As he talked, I began to realize he seemed to be hanging on to the idea that if everything was OK now, it would be OK later. He had no hope in or expectation for the future, other than death and lying in a cold grave until the end of time, only to come back and keep doing what he had been doing. When I asked him where he found his hope, he scrambled for an answer, only to eventually evade it and pushed the conversation on to my next question. This man defined to me what seemed to be a distant nonpersonal relationship with God and a contentment to just keep on keeping on.

Blessed to experience hope in Christ

As we arrived at the New Year’s Eve worship service that night, we were asked to pair off and give thanks to the Lord for whatever was on our hearts. We sat down, and I found myself speechless as I flashed back over the last 48 hours and gained a new realization for how empty hope is when it is not found in Christ, and how blessed I was to have a hope full of Christ’s promises.

That night, I gave thanks for hope. I prayed thanksgiving to God for sending his Son to die for me, so that I may have a personal relationship with him.

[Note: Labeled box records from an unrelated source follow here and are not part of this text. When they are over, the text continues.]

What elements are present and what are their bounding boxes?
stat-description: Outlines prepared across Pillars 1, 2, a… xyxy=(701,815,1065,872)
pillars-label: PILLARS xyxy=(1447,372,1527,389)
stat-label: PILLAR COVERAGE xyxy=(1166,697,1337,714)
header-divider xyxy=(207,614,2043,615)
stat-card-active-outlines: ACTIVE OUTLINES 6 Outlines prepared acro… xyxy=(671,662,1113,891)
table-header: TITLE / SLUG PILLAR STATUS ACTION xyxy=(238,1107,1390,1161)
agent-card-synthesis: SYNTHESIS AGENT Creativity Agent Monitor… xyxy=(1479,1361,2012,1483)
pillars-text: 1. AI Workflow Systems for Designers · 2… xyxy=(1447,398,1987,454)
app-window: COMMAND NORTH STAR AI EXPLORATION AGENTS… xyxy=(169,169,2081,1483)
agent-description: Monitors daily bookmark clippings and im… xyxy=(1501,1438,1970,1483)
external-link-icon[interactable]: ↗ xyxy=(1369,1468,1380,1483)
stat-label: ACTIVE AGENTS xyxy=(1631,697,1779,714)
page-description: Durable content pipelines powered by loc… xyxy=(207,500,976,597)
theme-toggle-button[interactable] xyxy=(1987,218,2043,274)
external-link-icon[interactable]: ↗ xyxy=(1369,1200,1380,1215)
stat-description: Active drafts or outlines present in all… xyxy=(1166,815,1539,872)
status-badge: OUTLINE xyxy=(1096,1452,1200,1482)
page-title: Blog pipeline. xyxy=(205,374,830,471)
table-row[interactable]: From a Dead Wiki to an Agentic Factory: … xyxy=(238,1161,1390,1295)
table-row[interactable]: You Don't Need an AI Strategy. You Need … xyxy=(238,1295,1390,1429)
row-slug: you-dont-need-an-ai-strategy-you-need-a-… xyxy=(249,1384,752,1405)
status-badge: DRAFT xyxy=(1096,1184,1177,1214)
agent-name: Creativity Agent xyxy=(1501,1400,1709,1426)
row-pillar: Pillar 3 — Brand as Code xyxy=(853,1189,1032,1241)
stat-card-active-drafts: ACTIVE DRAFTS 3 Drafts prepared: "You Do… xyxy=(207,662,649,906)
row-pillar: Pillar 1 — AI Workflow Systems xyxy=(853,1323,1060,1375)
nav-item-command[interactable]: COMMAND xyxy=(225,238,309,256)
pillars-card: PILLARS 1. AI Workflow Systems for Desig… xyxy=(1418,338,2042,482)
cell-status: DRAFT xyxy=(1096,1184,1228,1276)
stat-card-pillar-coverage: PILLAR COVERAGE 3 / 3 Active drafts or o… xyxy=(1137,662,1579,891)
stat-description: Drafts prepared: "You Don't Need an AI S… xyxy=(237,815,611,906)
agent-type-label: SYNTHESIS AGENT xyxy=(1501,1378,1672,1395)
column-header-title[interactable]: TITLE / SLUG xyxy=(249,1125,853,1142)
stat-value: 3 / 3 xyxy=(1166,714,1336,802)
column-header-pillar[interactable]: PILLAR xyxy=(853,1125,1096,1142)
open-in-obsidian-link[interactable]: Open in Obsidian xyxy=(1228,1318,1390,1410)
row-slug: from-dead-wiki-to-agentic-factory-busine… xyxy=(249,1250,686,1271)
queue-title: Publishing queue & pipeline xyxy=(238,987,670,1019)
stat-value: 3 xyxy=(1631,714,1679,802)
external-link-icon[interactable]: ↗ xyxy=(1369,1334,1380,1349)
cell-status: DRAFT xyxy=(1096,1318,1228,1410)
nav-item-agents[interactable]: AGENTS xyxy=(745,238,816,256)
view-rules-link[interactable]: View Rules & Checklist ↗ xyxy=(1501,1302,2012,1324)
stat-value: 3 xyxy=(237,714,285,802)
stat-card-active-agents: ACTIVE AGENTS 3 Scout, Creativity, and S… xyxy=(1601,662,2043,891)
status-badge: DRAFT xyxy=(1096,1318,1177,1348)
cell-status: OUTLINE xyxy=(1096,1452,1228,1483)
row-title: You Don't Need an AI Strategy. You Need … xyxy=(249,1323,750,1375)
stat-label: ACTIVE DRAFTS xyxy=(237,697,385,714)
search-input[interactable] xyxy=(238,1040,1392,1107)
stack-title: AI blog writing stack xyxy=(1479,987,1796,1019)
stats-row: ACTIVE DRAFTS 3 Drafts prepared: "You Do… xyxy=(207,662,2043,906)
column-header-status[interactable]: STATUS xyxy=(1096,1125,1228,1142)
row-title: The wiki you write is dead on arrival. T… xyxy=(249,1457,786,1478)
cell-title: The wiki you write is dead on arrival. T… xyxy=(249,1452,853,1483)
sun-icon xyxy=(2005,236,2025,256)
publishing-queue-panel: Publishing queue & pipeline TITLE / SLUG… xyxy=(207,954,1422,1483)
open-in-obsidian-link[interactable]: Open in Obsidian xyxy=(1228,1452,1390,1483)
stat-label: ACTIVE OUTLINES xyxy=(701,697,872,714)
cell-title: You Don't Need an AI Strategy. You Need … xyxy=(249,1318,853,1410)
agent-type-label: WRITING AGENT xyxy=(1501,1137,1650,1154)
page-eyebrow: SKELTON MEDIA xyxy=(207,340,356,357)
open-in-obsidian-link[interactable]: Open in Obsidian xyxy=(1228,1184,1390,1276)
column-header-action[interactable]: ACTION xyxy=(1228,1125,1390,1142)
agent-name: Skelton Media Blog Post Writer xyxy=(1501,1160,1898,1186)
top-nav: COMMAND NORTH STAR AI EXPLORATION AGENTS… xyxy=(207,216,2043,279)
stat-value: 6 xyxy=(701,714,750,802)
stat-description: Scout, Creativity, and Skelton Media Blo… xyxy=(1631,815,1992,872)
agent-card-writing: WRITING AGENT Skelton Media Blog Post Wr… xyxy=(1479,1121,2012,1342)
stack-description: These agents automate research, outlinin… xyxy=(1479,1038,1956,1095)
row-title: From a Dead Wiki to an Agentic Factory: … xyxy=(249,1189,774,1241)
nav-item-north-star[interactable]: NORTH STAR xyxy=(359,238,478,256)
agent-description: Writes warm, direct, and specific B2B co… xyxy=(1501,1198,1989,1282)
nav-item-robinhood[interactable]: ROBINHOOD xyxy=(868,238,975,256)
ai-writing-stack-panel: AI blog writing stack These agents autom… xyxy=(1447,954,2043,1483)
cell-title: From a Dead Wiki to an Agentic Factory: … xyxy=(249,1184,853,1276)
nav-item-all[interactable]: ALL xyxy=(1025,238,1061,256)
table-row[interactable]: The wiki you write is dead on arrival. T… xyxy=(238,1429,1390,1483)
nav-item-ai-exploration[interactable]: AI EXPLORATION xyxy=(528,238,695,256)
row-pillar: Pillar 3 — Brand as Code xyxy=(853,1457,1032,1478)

I gave thanks I did not have to count my prayers to balance out my bad karma and that I have salvation and the promise of a eternity spent with God, not just going back to what I do now.

When I go on mission trips, it never fails that I come home with refreshed gratitude for the gospel. This, however, comes with a fresh heartbreak for the lost and the greatly appreciated reminder of why I am told to take the gospel to my peers, the nations, my neighbors, my family, my friends. God had mercy on me when he shouldn’t have, and he offered me hope in something so much more than myself. I am reminded that this hope is not something that I am meant to keep to myself, but instead to offer to those around me.

Morgan Little, a student at Tarleton State University, served in New York City with Go Now Missions over Christmas break.